Evaluating and Comparing Crowd Simulations: Perspectives from a Crowd Authoring Tool
Gabriel Fonseca Silva, Paulo Ricardo Knob, Rubens Halbig Montanha, Soraia Raupp Musse
TL;DR
The paper extends WebCrowds to enable end-to-end evaluation and direct comparison of multiple crowd configurations in evacuation scenarios. It introduces a new metric $\\phi$ that combines normalized time, density, speed, and traveled distance via a harmonic-mean formulation, with normalization anchored to a reference agent; a multi-configuration workflow enables parallel simulations and objective ranking of configurations. Through five scenario tests and a small expert panel, the authors show that $\\phi$ aligns with expert judgments in most cases and provides a practical alternative to the Cassol 2017 metric for selecting optimal evacuation configurations. The work demonstrates that integrating authoring, simulation, and quantitative comparison in a single tool can support safer, more effective evacuation planning and environment design in real-world settings.
Abstract
Crowd simulation is a research area widely used in diverse fields, including gaming and security, assessing virtual agent movements through metrics like time to reach their goals, speed, trajectories, and densities. This is relevant for security applications, for instance, as different crowd configurations can determine the time people spend in environments trying to evacuate them.

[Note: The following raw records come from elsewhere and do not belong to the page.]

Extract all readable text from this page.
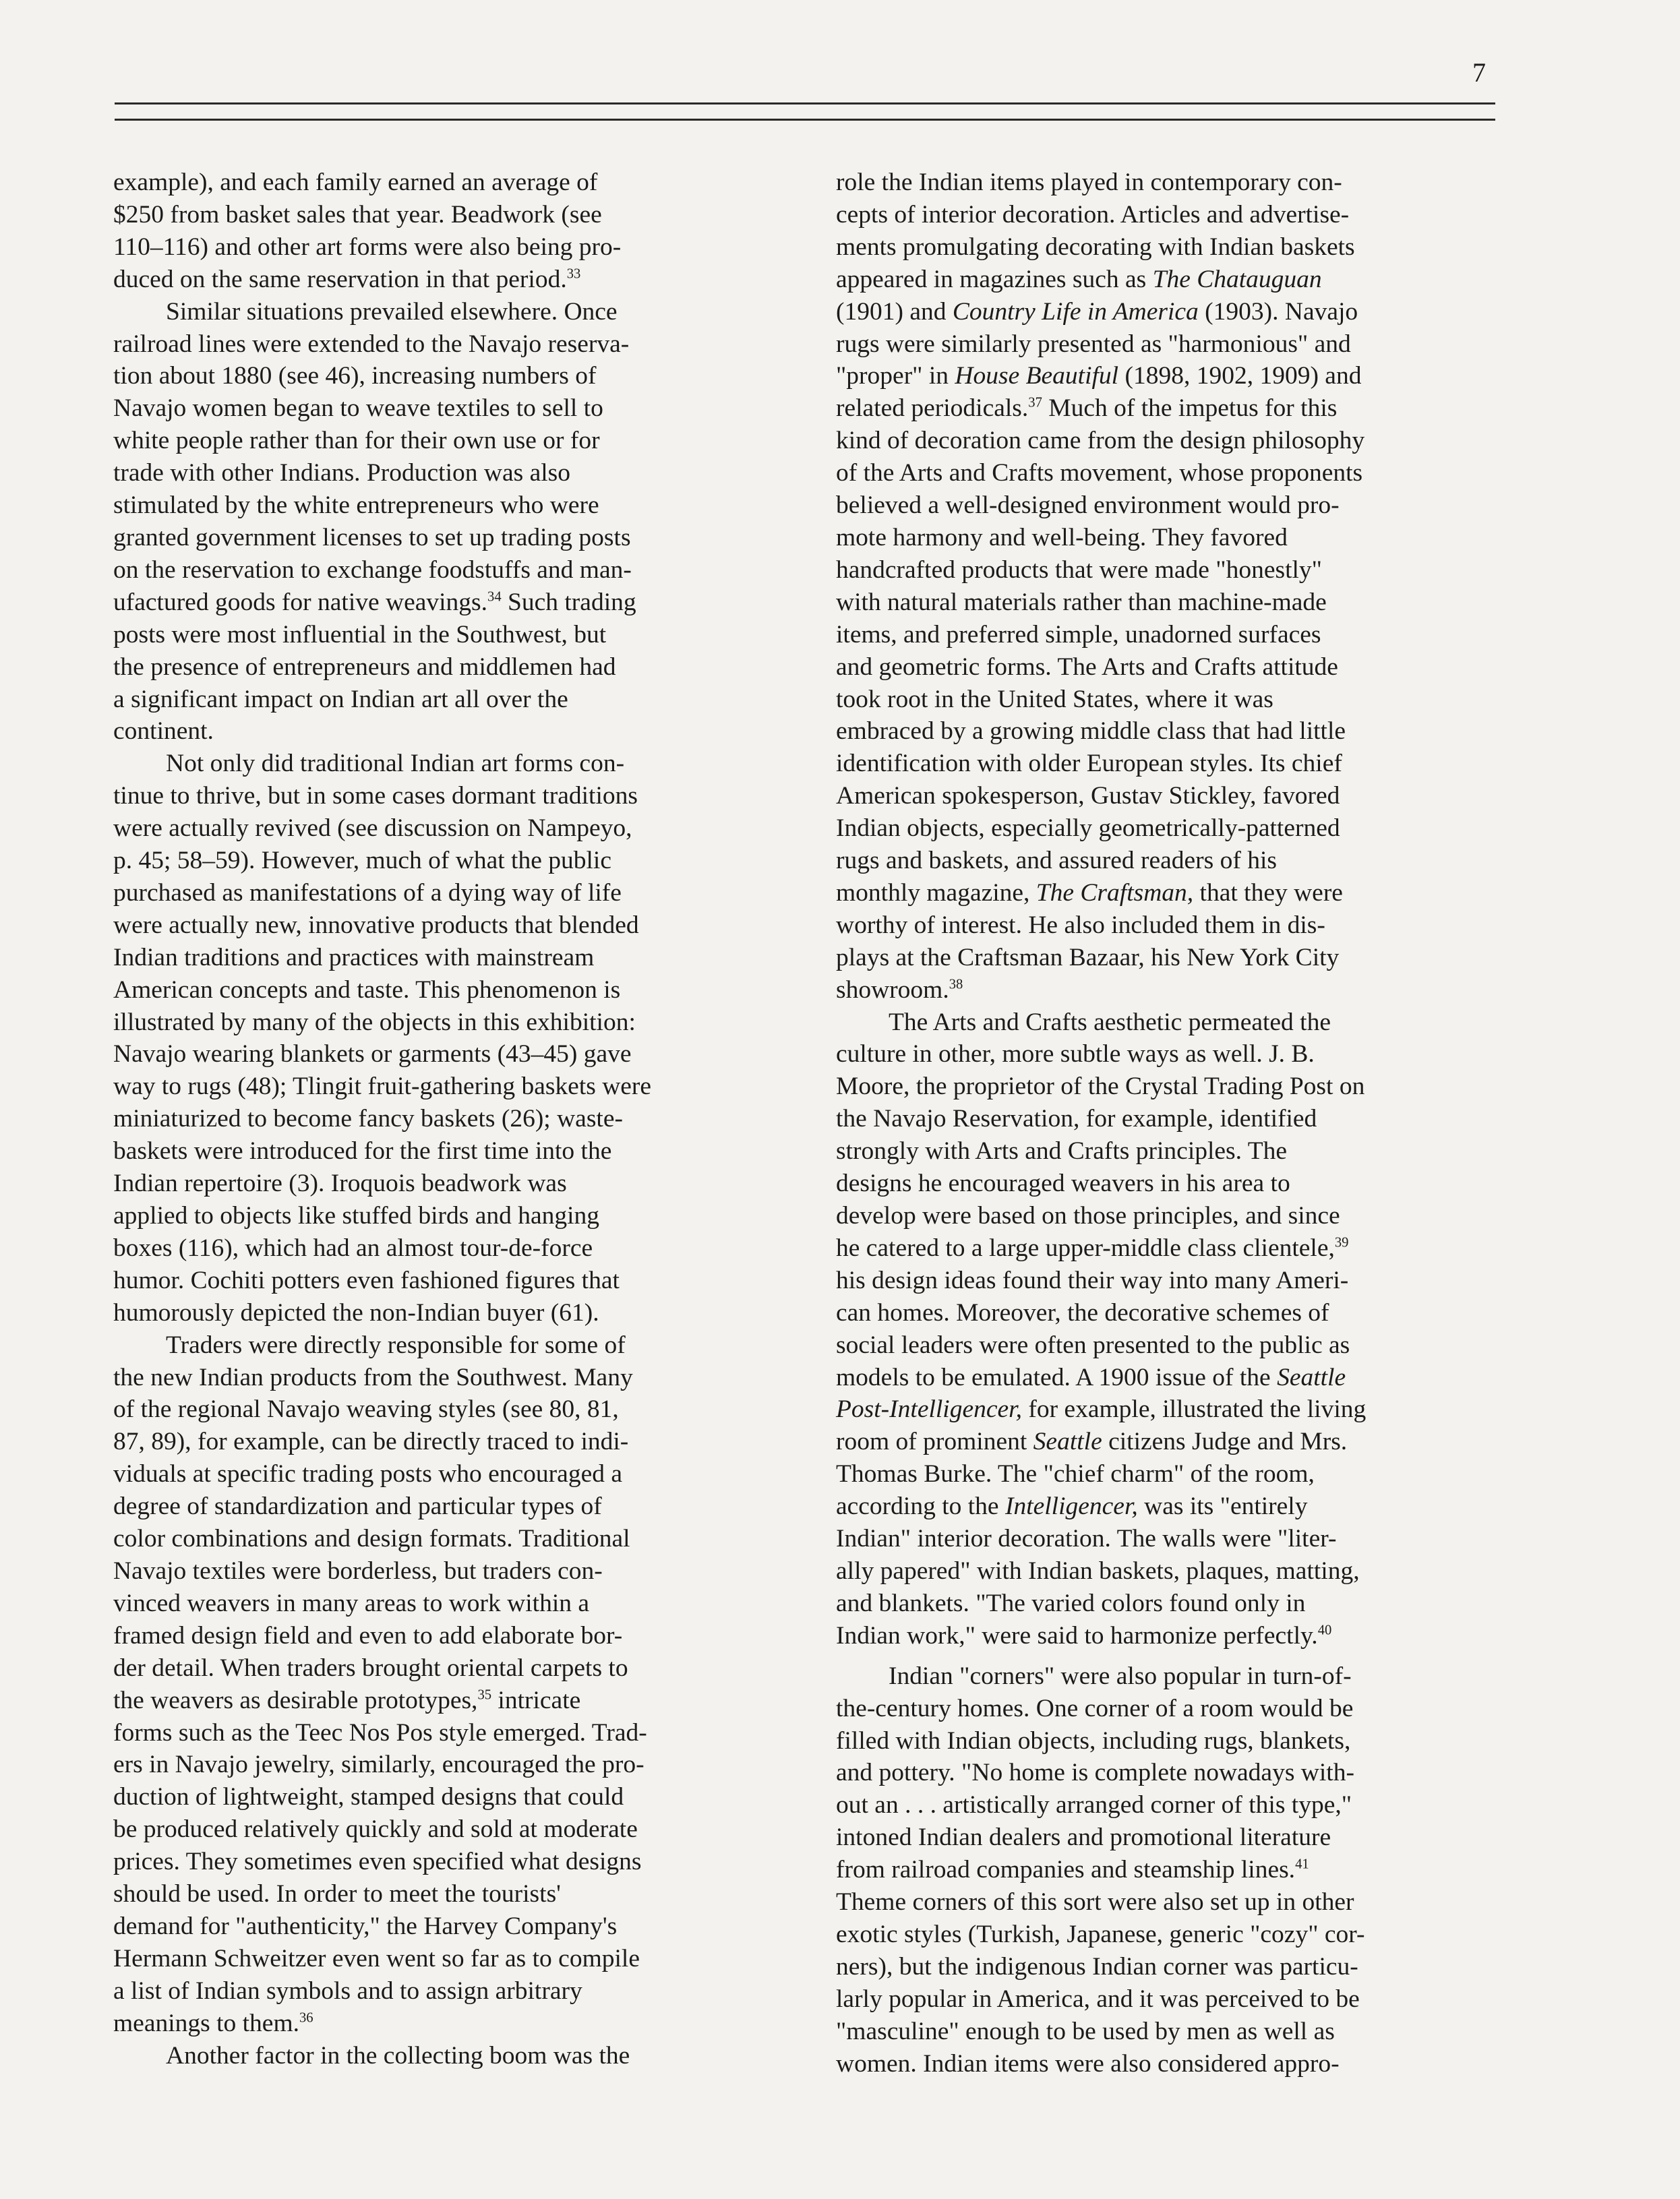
7

example), and each family earned an average of
$250 from basket sales that year. Beadwork (see
110–116) and other art forms were also being pro-
duced on the same reservation in that period.$^{33}$

Similar situations prevailed elsewhere. Once
railroad lines were extended to the Navajo reserva-
tion about 1880 (see 46), increasing numbers of
Navajo women began to weave textiles to sell to
white people rather than for their own use or for
trade with other Indians. Production was also
stimulated by the white entrepreneurs who were
granted government licenses to set up trading posts
on the reservation to exchange foodstuffs and man-
ufactured goods for native weavings.$^{34}$ Such trading
posts were most influential in the Southwest, but
the presence of entrepreneurs and middlemen had
a significant impact on Indian art all over the
continent.

Not only did traditional Indian art forms con-
tinue to thrive, but in some cases dormant traditions
were actually revived (see discussion on Nampeyo,
p. 45; 58–59). However, much of what the public
purchased as manifestations of a dying way of life
were actually new, innovative products that blended
Indian traditions and practices with mainstream
American concepts and taste. This phenomenon is
illustrated by many of the objects in this exhibition:
Navajo wearing blankets or garments (43–45) gave
way to rugs (48); Tlingit fruit-gathering baskets were
miniaturized to become fancy baskets (26); waste-
baskets were introduced for the first time into the
Indian repertoire (3). Iroquois beadwork was
applied to objects like stuffed birds and hanging
boxes (116), which had an almost tour-de-force
humor. Cochiti potters even fashioned figures that
humorously depicted the non-Indian buyer (61).

Traders were directly responsible for some of
the new Indian products from the Southwest. Many
of the regional Navajo weaving styles (see 80, 81,
87, 89), for example, can be directly traced to indi-
viduals at specific trading posts who encouraged a
degree of standardization and particular types of
color combinations and design formats. Traditional
Navajo textiles were borderless, but traders con-
vinced weavers in many areas to work within a
framed design field and even to add elaborate bor-
der detail. When traders brought oriental carpets to
the weavers as desirable prototypes,$^{35}$ intricate
forms such as the Teec Nos Pos style emerged. Trad-
ers in Navajo jewelry, similarly, encouraged the pro-
duction of lightweight, stamped designs that could
be produced relatively quickly and sold at moderate
prices. They sometimes even specified what designs
should be used. In order to meet the tourists'
demand for "authenticity," the Harvey Company's
Hermann Schweitzer even went so far as to compile
a list of Indian symbols and to assign arbitrary
meanings to them.$^{36}$

Another factor in the collecting boom was the

role the Indian items played in contemporary con-
cepts of interior decoration. Articles and advertise-
ments promulgating decorating with Indian baskets
appeared in magazines such as The Chatauguan
(1901) and Country Life in America (1903). Navajo
rugs were similarly presented as "harmonious" and
"proper" in House Beautiful (1898, 1902, 1909) and
related periodicals.$^{37}$ Much of the impetus for this
kind of decoration came from the design philosophy
of the Arts and Crafts movement, whose proponents
believed a well-designed environment would pro-
mote harmony and well-being. They favored
handcrafted products that were made "honestly"
with natural materials rather than machine-made
items, and preferred simple, unadorned surfaces
and geometric forms. The Arts and Crafts attitude
took root in the United States, where it was
embraced by a growing middle class that had little
identification with older European styles. Its chief
American spokesperson, Gustav Stickley, favored
Indian objects, especially geometrically-patterned
rugs and baskets, and assured readers of his
monthly magazine, The Craftsman, that they were
worthy of interest. He also included them in dis-
plays at the Craftsman Bazaar, his New York City
showroom.$^{38}$

The Arts and Crafts aesthetic permeated the
culture in other, more subtle ways as well. J. B.
Moore, the proprietor of the Crystal Trading Post on
the Navajo Reservation, for example, identified
strongly with Arts and Crafts principles. The
designs he encouraged weavers in his area to
develop were based on those principles, and since
he catered to a large upper-middle class clientele,$^{39}$
his design ideas found their way into many Ameri-
can homes. Moreover, the decorative schemes of
social leaders were often presented to the public as
models to be emulated. A 1900 issue of the Seattle
Post-Intelligencer, for example, illustrated the living
room of prominent Seattle citizens Judge and Mrs.
Thomas Burke. The "chief charm" of the room,
according to the Intelligencer, was its "entirely
Indian" interior decoration. The walls were "liter-
ally papered" with Indian baskets, plaques, matting,
and blankets. "The varied colors found only in
Indian work," were said to harmonize perfectly.$^{40}$

Indian "corners" were also popular in turn-of-
the-century homes. One corner of a room would be
filled with Indian objects, including rugs, blankets,
and pottery. "No home is complete nowadays with-
out an . . . artistically arranged corner of this type,"
intoned Indian dealers and promotional literature
from railroad companies and steamship lines.$^{41}$
Theme corners of this sort were also set up in other
exotic styles (Turkish, Japanese, generic "cozy" cor-
ners), but the indigenous Indian corner was particu-
larly popular in America, and it was perceived to be
"masculine" enough to be used by men as well as
women. Indian items were also considered appro-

In this work, we extend WebCrowds, an authoring tool for crowd simulation, to allow users to build scenarios and evaluate them through a set of metrics. The aim is to provide a quantitative metric that can, based on simulation data, select the best crowd configuration in a certain environment. We conduct experiments to validate our proposed metric in multiple crowd simulation scenarios and perform a comparison with another metric found in the literature. The results show that experts in the domain of crowd scenarios agree with our proposed quantitative metric.